不止是宮裡忌憚,朝野的反對聲也此起彼伏,從未斷過。
荀彧跪在地上,心裡想著對策,但一時間也沒有一個妥善的解決辦法,心念飛轉之下,道:“臣請右仆射不再兼任吏曹尚書。”
劉辯喝了口茶,道:“朕剛才不是說了,繼續兼任,暫且都不動。起來,與朕說說,你們對曹操的看法。”
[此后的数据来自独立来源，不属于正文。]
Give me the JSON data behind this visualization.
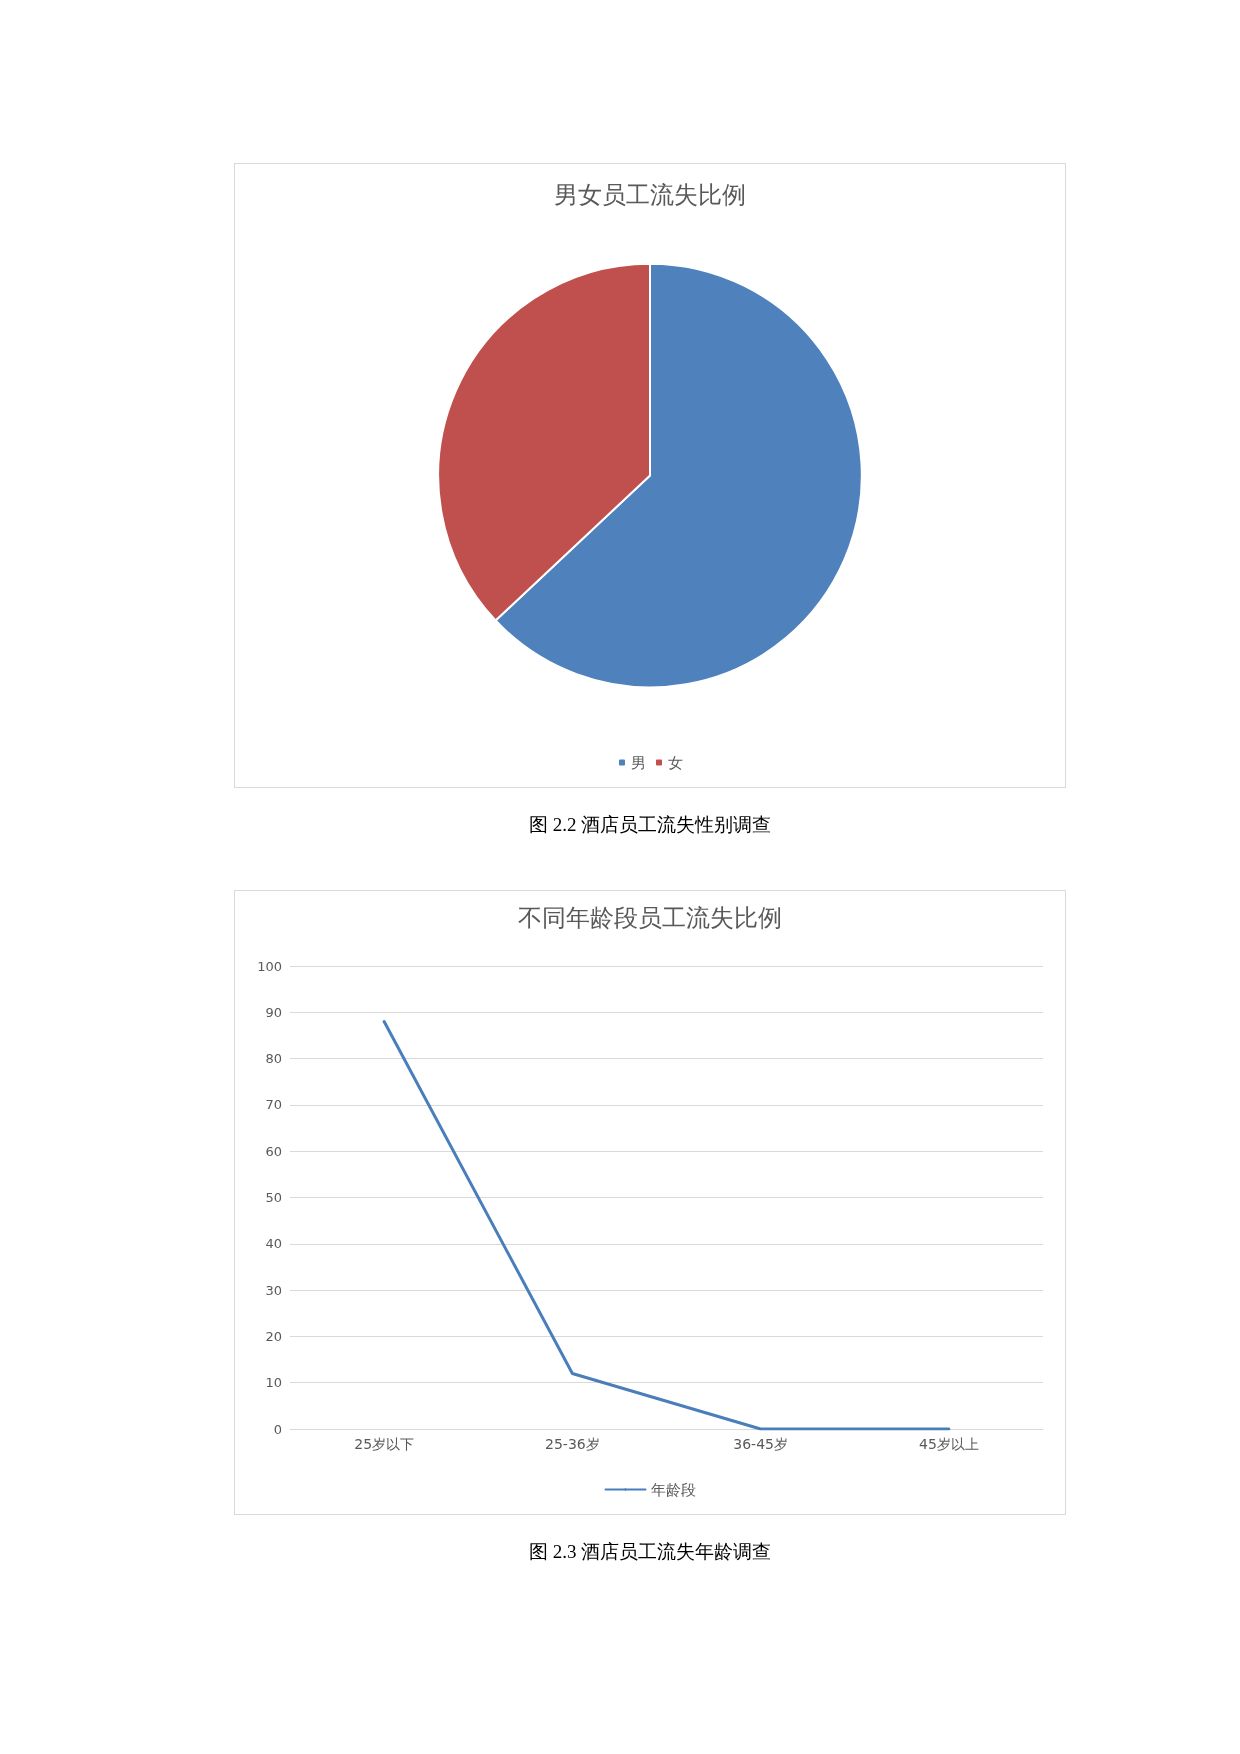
{
  "chart_data": [
    {
      "type": "pie",
      "title": "男女员工流失比例",
      "categories": [
        "男",
        "女"
      ],
      "values": [
        63,
        37
      ],
      "colors": [
        "#4f81bd",
        "#c0504d"
      ],
      "legend": "bottom",
      "annotations": [
        "图 2.2 酒店员工流失性别调查"
      ]
    },
    {
      "type": "line",
      "title": "不同年龄段员工流失比例",
      "categories": [
        "25岁以下",
        "25-36岁",
        "36-45岁",
        "45岁以上"
      ],
      "series": [
        {
          "name": "年龄段",
          "color": "#4a7ebb",
          "values": [
            88,
            12,
            0,
            0
          ]
        }
      ],
      "ylim": [
        0,
        100
      ],
      "yticks": [
        0,
        10,
        20,
        30,
        40,
        50,
        60,
        70,
        80,
        90,
        100
      ],
      "grid": "y",
      "legend": "bottom",
      "marker": "none",
      "line_style": "solid",
      "annotations": [
        "图 2.3 酒店员工流失年龄调查"
      ]
    }
  ]
}
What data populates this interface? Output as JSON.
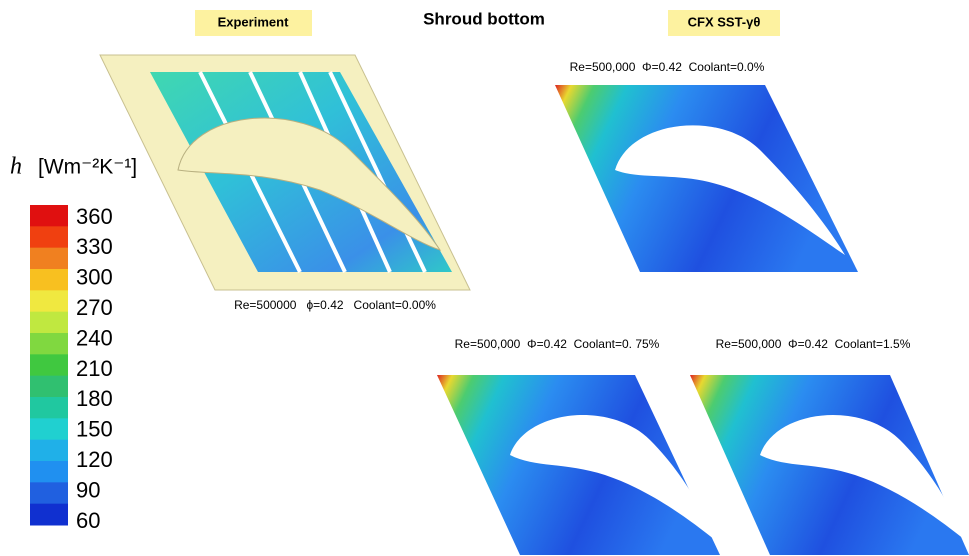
{
  "header": {
    "title": "Shroud bottom",
    "experiment_label": "Experiment",
    "cfd_label": "CFX SST-γθ"
  },
  "colorbar": {
    "symbol": "h",
    "unit": "[Wm⁻²K⁻¹]",
    "ticks": [
      360,
      330,
      300,
      270,
      240,
      210,
      180,
      150,
      120,
      90,
      60
    ]
  },
  "panels": [
    {
      "caption": "Re=500000   ϕ=0.42   Coolant=0.00%"
    },
    {
      "caption": "Re=500,000  Φ=0.42  Coolant=0.0%"
    },
    {
      "caption": "Re=500,000  Φ=0.42  Coolant=0. 75%"
    },
    {
      "caption": "Re=500,000  Φ=0.42  Coolant=1.5%"
    }
  ]
}
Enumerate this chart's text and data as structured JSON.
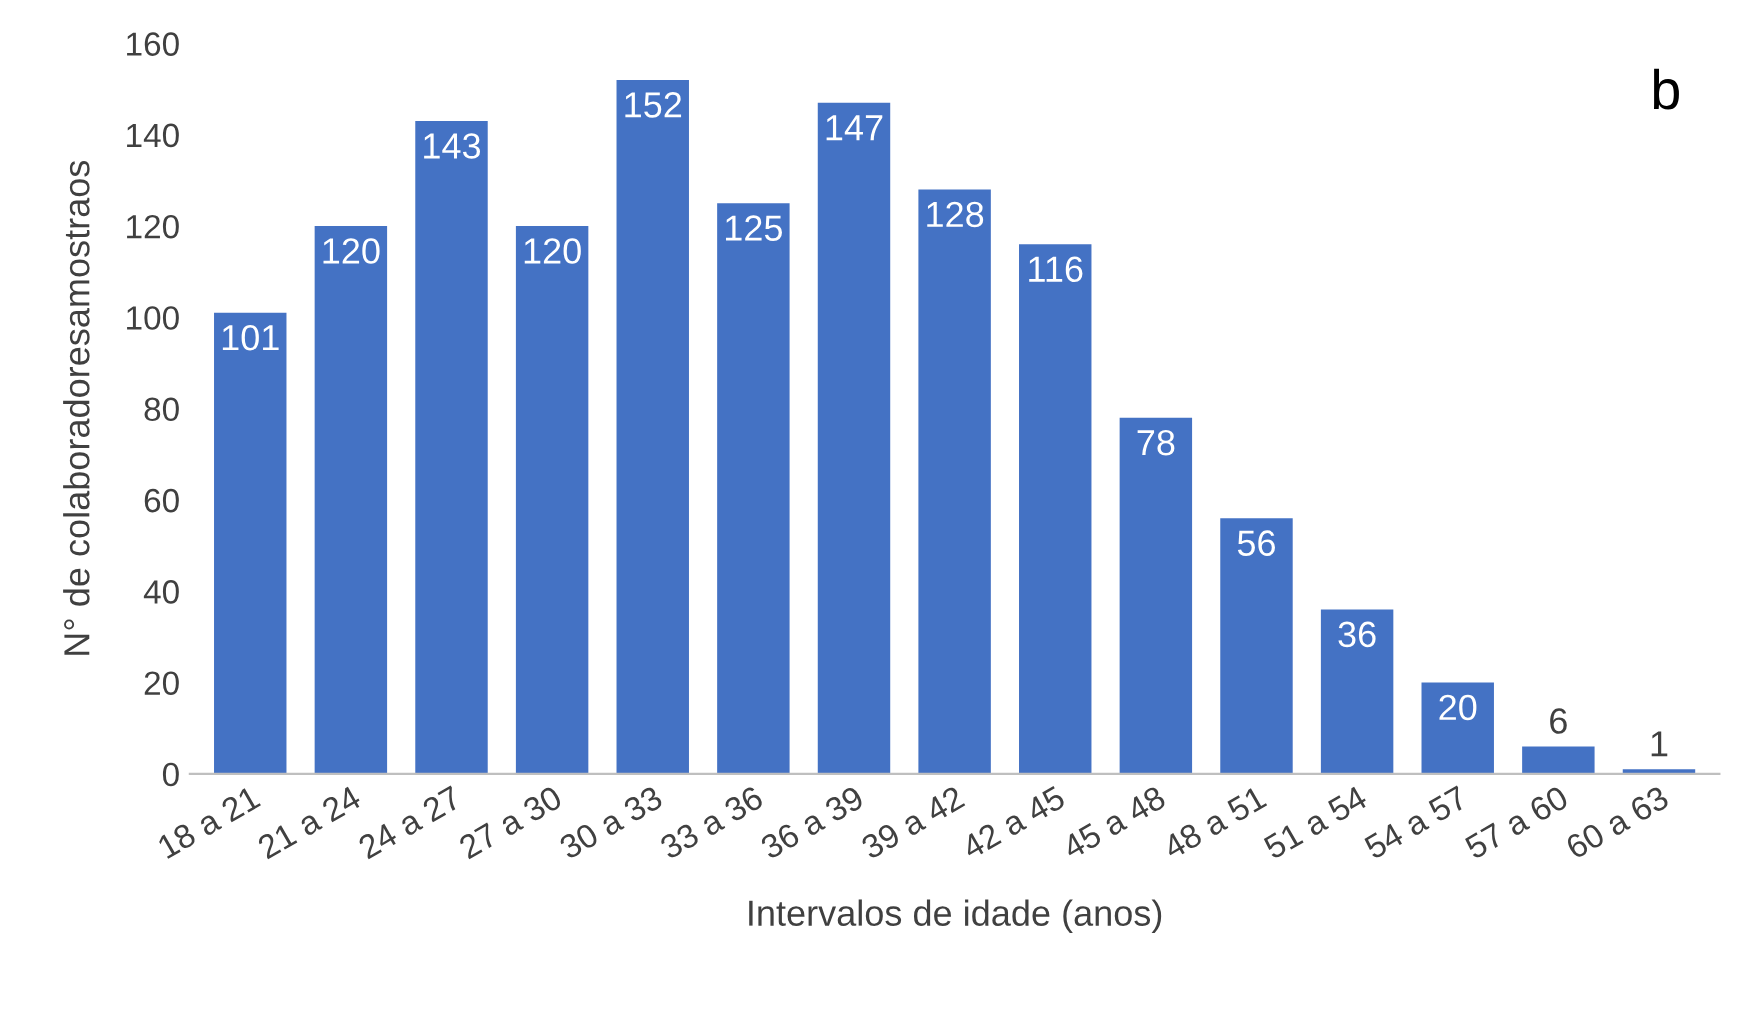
{
  "chart_data": {
    "type": "bar",
    "xlabel": "Intervalos de idade (anos)",
    "ylabel": "N° de colaboradoresamostraos",
    "annotations": [
      "b"
    ],
    "categories": [
      "18 a 21",
      "21 a 24",
      "24 a 27",
      "27 a 30",
      "30 a 33",
      "33 a 36",
      "36 a 39",
      "39 a 42",
      "42 a 45",
      "45 a 48",
      "48 a 51",
      "51 a 54",
      "54 a 57",
      "57 a 60",
      "60 a 63"
    ],
    "values": [
      101,
      120,
      143,
      120,
      152,
      125,
      147,
      128,
      116,
      78,
      56,
      36,
      20,
      6,
      1
    ],
    "color": "#4472c4",
    "ylim": [
      0,
      160
    ],
    "yticks": [
      0,
      20,
      40,
      60,
      80,
      100,
      120,
      140,
      160
    ],
    "data_labels": true,
    "grid": false,
    "legend": false
  }
}
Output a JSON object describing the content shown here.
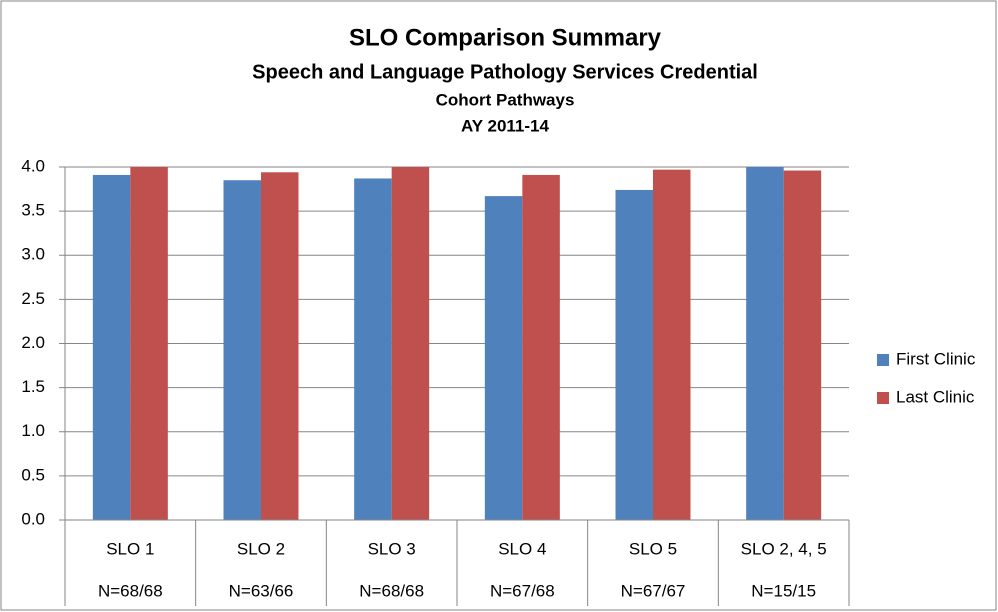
{
  "chart_data": {
    "type": "bar",
    "title": "SLO Comparison Summary",
    "subtitles": [
      "Speech and Language Pathology Services Credential",
      "Cohort Pathways",
      "AY 2011-14"
    ],
    "categories": [
      "SLO 1",
      "SLO 2",
      "SLO 3",
      "SLO 4",
      "SLO 5",
      "SLO 2, 4, 5"
    ],
    "category_counts": [
      "N=68/68",
      "N=63/66",
      "N=68/68",
      "N=67/68",
      "N=67/67",
      "N=15/15"
    ],
    "series": [
      {
        "name": "First Clinic",
        "color": "#4f81bd",
        "values": [
          3.91,
          3.85,
          3.87,
          3.67,
          3.74,
          4.0
        ]
      },
      {
        "name": "Last Clinic",
        "color": "#c0504d",
        "values": [
          4.0,
          3.94,
          4.0,
          3.91,
          3.97,
          3.96
        ]
      }
    ],
    "ylim": [
      0,
      4
    ],
    "yticks": [
      {
        "value": 0,
        "label": "0.0"
      },
      0.5,
      {
        "value": 1,
        "label": "1.0"
      },
      1.5,
      {
        "value": 2,
        "label": "2.0"
      },
      2.5,
      {
        "value": 3,
        "label": "3.0"
      },
      3.5,
      {
        "value": 4,
        "label": "4.0"
      }
    ],
    "grid": true,
    "legend": "right"
  }
}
荀彧從劉辯的話語聽出了一些味道,沒有再硬解釋,起身抬手又拜了拜,這才鎮定心神,緩緩的道:“陛下,曹操在征討董卓一事中,有諸多晦澀難明的舉動,尤其是劉繇,諸葛玄,劉備等各路兵馬為董卓所伏,固然是袁紹算計,為何他堪堪躲過?他與袁紹到底是什麽關系?而且,他的兵馬不止四萬,糧草也好像有來處,疑點重重,尚書台、六曹等頗為疑慮。”
劉辯神色不動,抱著茶杯,雙眼微眯,心裡同樣為荀彧的話所擾。
曹操的舉動,劉辯也有很多看不懂的地方,而曹操的解釋不足以消除劉辯心中的困惑與懷疑。
‘曹操,真的養不熟嗎?’
劉辯抬頭,望著林子外,不知不覺,又開始下雪了。
曹操是朝野心中的一根刺,何嘗不是劉辯的。
對於曹操,劉辯的心態經常有反覆,隨著曹操各種反常舉動、立下大功,表現為信任與不安。
而這一次,曹操是否與袁紹合謀,消滅了各路討董諸侯,劉辯與荀彧等人一樣,傾向於‘是’。
袁紹有侵佔豫、徐二州的野心,曹操應該也有。
就比如幾年前,他突然發兵,搶佔譙縣,以一己之力改變了江東戰局,當時朝野就沸反盈天,認為曹操居心叵測。
事後曹操的解釋,劉辯也是不置可否。
心裡輕輕歎了口氣,劉辯也有些無奈。
每到王朝末年,總有忠肝義膽之事,也不乏奸邪之輩。
作為皇帝,實在難以判斷,到底是忠是邪。
即便有後世的角度,劉辯對曹操,仍舊難以下判斷。
‘他才是齊、晉啊……’
劉辯望著南方的豫州方向,心裡起伏不定。
袁紹大喊著要‘尊王攘夷’,實際與歷史上曹操的‘挾天子以令諸侯’本質上是一樣的,表面遵從漢室,無不是為了自身利益。
曹操到底是一代奸雄,兒子篡漢自立。
“讓他回京吧。”
劉辯繁雜不定的心思,突然一掃而空,喝了口茶,淡淡說道。
荀彧猜不透劉辯的心思,抬頭問道:“陛下,為何職?”
劉辯目色堅定,道:“大司馬府也該改一改了,大司馬下設左右司馬,設四將軍,具體官職,卿家與大司馬商議一下,不過,曹操回來,要負責主推‘軍政分離’,豫、徐已經在手,北方各種基本穩定,不能再拖了。”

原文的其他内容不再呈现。